Canadian journalist Donna Laframboise has been watching the climate world since 2009. What she sees isn't pretty.
Why is a Supreme Court judge part of an unsavoury UN advisory panel?
Robert Carnwath became a UK Supreme Court Justice in May 2012. A month later, he flew to Brazil for the brazenly political Rio+20 UN environment conference. By his own account, he was among “150 judges, prosecutors, public auditors and enforcement agencies from some 60 countries” who took part in an event organized by the United Nations Environment Programme (UNEP).
These 150 individuals used the occasion to issue a political statement advising the “world community at large” that environmental law “reflects our best hope for the future of our planet.” The statement tells us what should and must happen, and talks about an “urgent need” to consider putting UNEP – an unelected and wholly unaccountable UN bureaucracy – in charge of the worldwide environmental “policy and law-making agenda.”
Six months later, UNEP announced that Lord Carnwath was one of nine members of it’s newly-created International Advisory Council for the Advancement of Justice, Governance and Law for Environmental Sustainability. That’s right. A judge who’s supposed to be neutral, disinterested, and entirely above the political fray is part of a UN body intent on manipulating the legal system for a particular purpose.
It’s no secret that activists of all stripes view the courts as an avenue by which to achieve their ends. But Lord Carnwath’s swearing-in ceremony included an oath to “do right by all manner of people” without “favour, affection or ill will.” It isn’t his job to assist environmental bureaucrats. It isn’t his job to save the world.
Lord Carnwath’s participation in UNEP’s advisory council improperly lends the prestige of the UK Supreme Court to a body that also includes Tun Arifin Zakaria, the Chief Justice of Malaysia. Amnesty International reports that sedition charges are frequently used in that country to silence opposition politicians and human rights activists.
News reports tell us that Justice Arafin “led a five-man panel” that, in February, sentenced Opposition Leader and former deputy Prime Minister Anwar Ibrahim to five years in prison. Consensual homosexual intercourse is a crime in Malaysia, punishable by whipping and incarceration for up to 20 years. Amnesty describes these sodomy charges as “politically motivated” and says Anwar was originally acquitted by a lower court due to lack of evidence.

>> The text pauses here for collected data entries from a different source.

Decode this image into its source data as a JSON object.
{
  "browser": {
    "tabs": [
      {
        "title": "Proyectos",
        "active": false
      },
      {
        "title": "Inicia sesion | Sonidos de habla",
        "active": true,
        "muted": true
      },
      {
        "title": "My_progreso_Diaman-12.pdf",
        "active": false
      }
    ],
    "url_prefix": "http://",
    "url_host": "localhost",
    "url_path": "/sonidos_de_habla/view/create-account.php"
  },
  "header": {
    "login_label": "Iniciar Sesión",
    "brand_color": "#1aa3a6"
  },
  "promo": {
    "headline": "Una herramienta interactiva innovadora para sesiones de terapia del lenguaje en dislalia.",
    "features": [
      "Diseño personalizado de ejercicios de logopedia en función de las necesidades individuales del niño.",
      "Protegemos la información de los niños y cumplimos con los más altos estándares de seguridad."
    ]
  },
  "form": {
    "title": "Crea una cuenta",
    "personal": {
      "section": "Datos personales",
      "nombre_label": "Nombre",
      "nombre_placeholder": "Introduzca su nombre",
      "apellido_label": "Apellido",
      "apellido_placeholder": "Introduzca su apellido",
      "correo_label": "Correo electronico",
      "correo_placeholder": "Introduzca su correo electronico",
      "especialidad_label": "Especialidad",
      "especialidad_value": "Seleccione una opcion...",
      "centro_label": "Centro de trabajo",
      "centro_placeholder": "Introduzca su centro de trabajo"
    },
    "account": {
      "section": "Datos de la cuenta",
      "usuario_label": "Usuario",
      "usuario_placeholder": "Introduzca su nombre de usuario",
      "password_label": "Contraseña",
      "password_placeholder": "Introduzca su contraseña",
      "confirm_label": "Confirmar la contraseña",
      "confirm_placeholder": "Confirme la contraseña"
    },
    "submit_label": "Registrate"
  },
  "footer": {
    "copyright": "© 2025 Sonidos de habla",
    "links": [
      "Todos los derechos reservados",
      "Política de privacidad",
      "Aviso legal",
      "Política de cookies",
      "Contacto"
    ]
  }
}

In the words of an Amnesty spokesperson:
This is a deplorable judgment, and just the latest chapter in the Malaysian authorities’ relentless attempts to silence government critics…. We consider Anwar Ibrahim to be a prisoner of conscience – jailed solely for peacefully exercising his right to freedom of expression.
According to a Malaysian newspaper, the court’s response to the outcry that followed this decision was chilling:
Chief Justice Tun Arifin Zakaria has issued a stern warning to the public that appropriate action will be taken against those who tarnish the image and dignity of the judiciary…Arifin said the judiciary was open to criticism but will not tolerate unfounded allegation in the social media and at public forums.
How edifying to discover that Justice Arifin hosted a December 2013 UNEP environmental law conference in Putrajaya, Malaysia. Conference participants lauded Arifin’s “leadership in advancing the roles of justice, governance and law.” More than 100 photos taken at that event may be seen online. Lord Carnwath appears in a number of them, including these two:
Such is the quality and character of those being recruited by UNEP to help it achieve its environmental goals.